Healthcare Delivery + Social Services

 

“Health disparities and social determinants of health are a predictor of the cost of care of an individual. What we’ve been missing is an integration of social services with the delivery of healthcare,” says John Baackes, CEO of L.A. Care Health Plan, the nation’s largest publicly operated health plan serving over two million members.  During a fireside chat at the Southern California HIMSS Chapter conference, Baackes shared that his organization strives to identify the social determinants that define members on an individual basis, recognizing they differ from one person to the next.

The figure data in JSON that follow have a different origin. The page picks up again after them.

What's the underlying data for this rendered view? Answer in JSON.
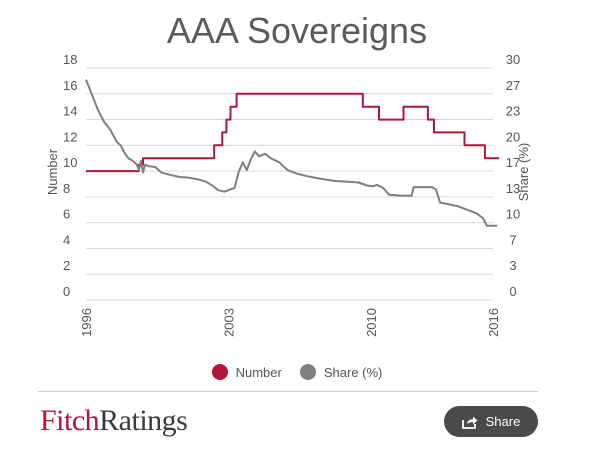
{
  "chart_data": {
    "type": "line",
    "title": "AAA Sovereigns",
    "ylabel_left": "Number",
    "ylabel_right": "Share (%)",
    "xlim": [
      1996,
      2016
    ],
    "x_ticks": [
      "1996",
      "2003",
      "2010",
      "2016"
    ],
    "ylim_left": [
      0,
      18
    ],
    "y_ticks_left": [
      "0",
      "2",
      "4",
      "6",
      "8",
      "10",
      "12",
      "14",
      "16",
      "18"
    ],
    "ylim_right": [
      0,
      30
    ],
    "y_ticks_right": [
      "0",
      "3",
      "7",
      "10",
      "13",
      "17",
      "20",
      "23",
      "27",
      "30"
    ],
    "grid": true,
    "legend_position": "bottom",
    "series": [
      {
        "name": "Number",
        "axis": "left",
        "color": "#b0163a",
        "points": [
          [
            1996.0,
            10
          ],
          [
            1998.6,
            10
          ],
          [
            1998.6,
            10.5
          ],
          [
            1998.8,
            10.5
          ],
          [
            1998.8,
            11
          ],
          [
            2002.3,
            11
          ],
          [
            2002.3,
            12
          ],
          [
            2002.7,
            12
          ],
          [
            2002.7,
            13
          ],
          [
            2002.9,
            13
          ],
          [
            2002.9,
            14
          ],
          [
            2003.1,
            14
          ],
          [
            2003.1,
            15
          ],
          [
            2003.4,
            15
          ],
          [
            2003.4,
            16
          ],
          [
            2009.6,
            16
          ],
          [
            2009.6,
            15
          ],
          [
            2010.4,
            15
          ],
          [
            2010.4,
            14
          ],
          [
            2011.6,
            14
          ],
          [
            2011.6,
            15
          ],
          [
            2012.8,
            15
          ],
          [
            2012.8,
            14
          ],
          [
            2013.1,
            14
          ],
          [
            2013.1,
            13
          ],
          [
            2014.6,
            13
          ],
          [
            2014.6,
            12
          ],
          [
            2015.6,
            12
          ],
          [
            2015.6,
            11
          ],
          [
            2016.3,
            11
          ]
        ]
      },
      {
        "name": "Share (%)",
        "axis": "right",
        "color": "#7f7f7f",
        "points": [
          [
            1996.0,
            28.5
          ],
          [
            1996.3,
            26.5
          ],
          [
            1996.6,
            24.5
          ],
          [
            1996.9,
            23
          ],
          [
            1997.2,
            22
          ],
          [
            1997.5,
            20.5
          ],
          [
            1997.7,
            20
          ],
          [
            1997.9,
            19
          ],
          [
            1998.1,
            18.3
          ],
          [
            1998.3,
            18
          ],
          [
            1998.5,
            17.5
          ],
          [
            1998.6,
            16.8
          ],
          [
            1998.7,
            18
          ],
          [
            1998.8,
            16.5
          ],
          [
            1998.9,
            17.5
          ],
          [
            1999.1,
            17.3
          ],
          [
            1999.4,
            17.2
          ],
          [
            1999.7,
            16.5
          ],
          [
            2000.1,
            16.2
          ],
          [
            2000.6,
            15.9
          ],
          [
            2001.1,
            15.8
          ],
          [
            2001.5,
            15.6
          ],
          [
            2001.9,
            15.3
          ],
          [
            2002.2,
            14.8
          ],
          [
            2002.5,
            14.2
          ],
          [
            2002.8,
            14.0
          ],
          [
            2003.1,
            14.3
          ],
          [
            2003.3,
            14.5
          ],
          [
            2003.5,
            16.5
          ],
          [
            2003.7,
            17.8
          ],
          [
            2003.9,
            16.8
          ],
          [
            2004.1,
            18.2
          ],
          [
            2004.3,
            19.2
          ],
          [
            2004.5,
            18.6
          ],
          [
            2004.8,
            18.9
          ],
          [
            2005.1,
            18.3
          ],
          [
            2005.5,
            17.8
          ],
          [
            2005.9,
            16.8
          ],
          [
            2006.4,
            16.3
          ],
          [
            2006.9,
            16.0
          ],
          [
            2007.5,
            15.7
          ],
          [
            2008.2,
            15.4
          ],
          [
            2008.9,
            15.3
          ],
          [
            2009.4,
            15.2
          ],
          [
            2009.8,
            14.8
          ],
          [
            2010.1,
            14.7
          ],
          [
            2010.3,
            14.9
          ],
          [
            2010.6,
            14.5
          ],
          [
            2010.9,
            13.6
          ],
          [
            2011.5,
            13.5
          ],
          [
            2012.0,
            13.5
          ],
          [
            2012.1,
            14.6
          ],
          [
            2013.0,
            14.6
          ],
          [
            2013.2,
            14.3
          ],
          [
            2013.4,
            12.6
          ],
          [
            2013.8,
            12.4
          ],
          [
            2014.3,
            12.1
          ],
          [
            2014.8,
            11.6
          ],
          [
            2015.2,
            11.2
          ],
          [
            2015.5,
            10.6
          ],
          [
            2015.7,
            9.6
          ],
          [
            2016.2,
            9.6
          ]
        ]
      }
    ]
  },
  "legend": {
    "number_label": "Number",
    "share_label": "Share (%)"
  },
  "footer": {
    "logo_fitch": "Fitch",
    "logo_ratings": "Ratings",
    "share_label": "Share"
  }
}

“If we aren’t addressing that 25 percent of our members are homeless – we’re never going to be able to provide appropriate care,” says Baackes. “If we’re going to move the needle in health disparities we need solutions aimed at people in the circumstances they are in.” 

L.A. Care Health Plan aims to identify social determinants and mitigate them. This includes methods to integrate social services into the health plan so care managers can become agents for housing subsidies, CalFresh food stamp program, and other social safety net programs often in bureaucratic silos that require those in need to spend a week moving between offices in order to sign up for services.

As a sign of commitment to integrating healthcare and social services, L.A. Care Health Plan invested $20 million over a five-year period to an agency that matches homeless individuals with housing.  “If we’re not housing people when they’re ambulatory, what are we going to do with them when they become older?” says Baackes. “At some point, they’ll be on the street and sent to an ER and then to a nursing home. Boom – housing problem solved. But now we’re paying for it out of our tax dollars when we could have provided housing earlier.”

As a more economically effective solution, L.A. Care leased recuperative beds for homeless patients and then found them permanent housing. Baackes sees these kinds of solutions as essential to moving the needle on the issue of social determinants of health. “A health plan serving this population must take on the bigger role of matching the needs of the member to other social services that they’re eligible for -- and making that connection happen.”